When I joined this meditation while ago, I was coming after 7 years of mood swings and severe depressions.
In this time I had gone to several psychiatrists and psychologists, gotten diagnosed first with seasonal depression (as my downs used to occur in winter time) and then with cyclothymia (a mild case of bipolar, which is deemed to be serious mental illness). And ended up taking a bunch of pills. All this to not much avail.
And then when I moved to a place with a better weather, I felt like I am finally way over the mood swings. At least there was no cold winter here!
But of course I was wrong. They occurred again. So I went through the cycle of desperately looking for some other solution, tried a number of different personal development courses and seminars, from psychoanalysis to hypnosis and a bunch of others.
Several times I thought I had gotten the solution, just to be proven wrong once again by yet another depression.
So, in the middle of a bad down period, that is when I came to find out about Meditation. And I started, as usual, eager to find the solution to my problems once and for all. Unfortunately, my expectations to feel happy immediately got in the way, so after just 2 months, during my first level, even if I felt some improvements, I decided this is taking too long. So I quit.

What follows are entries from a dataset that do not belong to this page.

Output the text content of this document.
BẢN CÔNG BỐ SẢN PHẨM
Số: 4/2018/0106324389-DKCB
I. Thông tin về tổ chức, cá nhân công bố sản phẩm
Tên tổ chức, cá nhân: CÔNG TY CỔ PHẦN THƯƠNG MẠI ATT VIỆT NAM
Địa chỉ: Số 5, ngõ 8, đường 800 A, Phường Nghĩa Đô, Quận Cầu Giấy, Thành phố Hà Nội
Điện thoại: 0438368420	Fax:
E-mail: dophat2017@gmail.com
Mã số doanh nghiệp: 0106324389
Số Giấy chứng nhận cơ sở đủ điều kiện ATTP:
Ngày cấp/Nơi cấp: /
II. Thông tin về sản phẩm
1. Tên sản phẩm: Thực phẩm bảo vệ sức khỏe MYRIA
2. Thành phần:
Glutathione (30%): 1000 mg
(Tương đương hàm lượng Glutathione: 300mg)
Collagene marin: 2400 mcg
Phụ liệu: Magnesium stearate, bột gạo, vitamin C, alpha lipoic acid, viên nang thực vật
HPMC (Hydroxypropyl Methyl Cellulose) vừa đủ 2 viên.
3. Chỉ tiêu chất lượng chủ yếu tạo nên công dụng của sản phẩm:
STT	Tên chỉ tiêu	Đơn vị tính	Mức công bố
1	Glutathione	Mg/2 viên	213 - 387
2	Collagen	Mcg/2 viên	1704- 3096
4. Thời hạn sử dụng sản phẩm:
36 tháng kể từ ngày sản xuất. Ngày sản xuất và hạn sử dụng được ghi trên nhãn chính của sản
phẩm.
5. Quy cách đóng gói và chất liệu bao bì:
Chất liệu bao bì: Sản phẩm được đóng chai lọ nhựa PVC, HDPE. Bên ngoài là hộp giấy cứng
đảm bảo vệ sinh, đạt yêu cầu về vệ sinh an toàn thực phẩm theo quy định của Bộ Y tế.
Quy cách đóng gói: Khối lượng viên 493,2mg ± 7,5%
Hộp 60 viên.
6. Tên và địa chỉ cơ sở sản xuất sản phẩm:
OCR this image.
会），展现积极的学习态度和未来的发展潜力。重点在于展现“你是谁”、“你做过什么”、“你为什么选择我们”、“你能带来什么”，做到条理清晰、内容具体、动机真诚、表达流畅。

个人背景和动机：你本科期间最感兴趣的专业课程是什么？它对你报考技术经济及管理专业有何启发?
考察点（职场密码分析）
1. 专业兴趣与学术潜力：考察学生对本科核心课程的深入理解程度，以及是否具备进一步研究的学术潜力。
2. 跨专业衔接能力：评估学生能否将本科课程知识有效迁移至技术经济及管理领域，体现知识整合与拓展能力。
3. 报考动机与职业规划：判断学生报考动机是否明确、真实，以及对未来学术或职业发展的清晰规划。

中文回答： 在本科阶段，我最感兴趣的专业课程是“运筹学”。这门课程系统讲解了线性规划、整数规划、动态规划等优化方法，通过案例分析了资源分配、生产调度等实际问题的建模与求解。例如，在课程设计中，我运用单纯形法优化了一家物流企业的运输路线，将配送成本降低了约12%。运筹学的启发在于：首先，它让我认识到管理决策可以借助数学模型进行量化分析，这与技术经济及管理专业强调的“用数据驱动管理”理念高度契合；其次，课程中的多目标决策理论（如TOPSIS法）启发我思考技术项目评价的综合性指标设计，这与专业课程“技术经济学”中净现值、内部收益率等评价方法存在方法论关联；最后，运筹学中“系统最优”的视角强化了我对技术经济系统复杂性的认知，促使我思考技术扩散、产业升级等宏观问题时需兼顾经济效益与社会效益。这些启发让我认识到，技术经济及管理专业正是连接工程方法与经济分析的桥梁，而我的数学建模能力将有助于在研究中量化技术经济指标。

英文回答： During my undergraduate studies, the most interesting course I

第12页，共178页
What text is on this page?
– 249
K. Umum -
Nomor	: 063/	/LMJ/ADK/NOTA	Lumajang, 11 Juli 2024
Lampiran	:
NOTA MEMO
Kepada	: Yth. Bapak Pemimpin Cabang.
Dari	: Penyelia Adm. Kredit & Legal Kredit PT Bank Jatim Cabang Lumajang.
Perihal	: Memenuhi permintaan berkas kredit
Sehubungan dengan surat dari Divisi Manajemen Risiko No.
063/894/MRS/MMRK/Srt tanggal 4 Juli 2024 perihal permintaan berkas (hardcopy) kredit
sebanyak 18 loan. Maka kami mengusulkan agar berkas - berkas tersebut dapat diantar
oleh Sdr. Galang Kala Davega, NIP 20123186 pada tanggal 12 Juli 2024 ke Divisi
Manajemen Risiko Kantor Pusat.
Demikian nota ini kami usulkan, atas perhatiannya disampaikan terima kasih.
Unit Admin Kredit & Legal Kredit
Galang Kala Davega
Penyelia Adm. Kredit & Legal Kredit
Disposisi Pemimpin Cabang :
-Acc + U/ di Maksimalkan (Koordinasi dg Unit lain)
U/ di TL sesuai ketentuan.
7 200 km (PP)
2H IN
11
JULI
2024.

However, this did not solve my depression issues, so after 3 months, not having found a solution, I decided to come back and start again.
And this time I didn’t stop.
Going through the levels, I began to realize that the cause of my ups and downs had a lot to do with my attachments and own beliefs about myself. And especially had a lot to do with all my “shoulds”: I should be confident all the time, I should be on time, I should never eat sweats, I should exercise every day, etc.
Over the years I had accumulated so many rules about how I should live my life that I ended up being trapped by them.
And while sometimes it felt good and I was high as I was managing to respect them, obviously I could not always do it. So when I didn't, I would eventually fall down in the depths of self-loath and depression.
I feel this meditation helped me a lot to discard a lot of these false concepts, ideas, and beliefs. As before, all I was doing was to add more stuff, to do courses and seminars just to learn another set of rules. And to follow them for a while just to fall short again.
However, this meditation was different. Here everything is about discarding, about taking stuff out. And this process was a very liberating one for me. And helped me be more flexible, gave me freedom from all my 'should's.
I also became more aware of how selfish I had lived my life. How I would always think of myself and disregard others. How I created so many addictions for myself, like overeating, oversleeping, wasting time on internet.
And all this just because I wanted to get away from the reality that did not fit my mind world, my beliefs, about how it should be so I can be happy.
Moving forward, I definitely feel that even if I have come a long way, there is still a long way to go.
And no matter how much I want it to happen fast, becoming totally free from my own mind world of concepts, beliefs, and false ideas will take a longer time.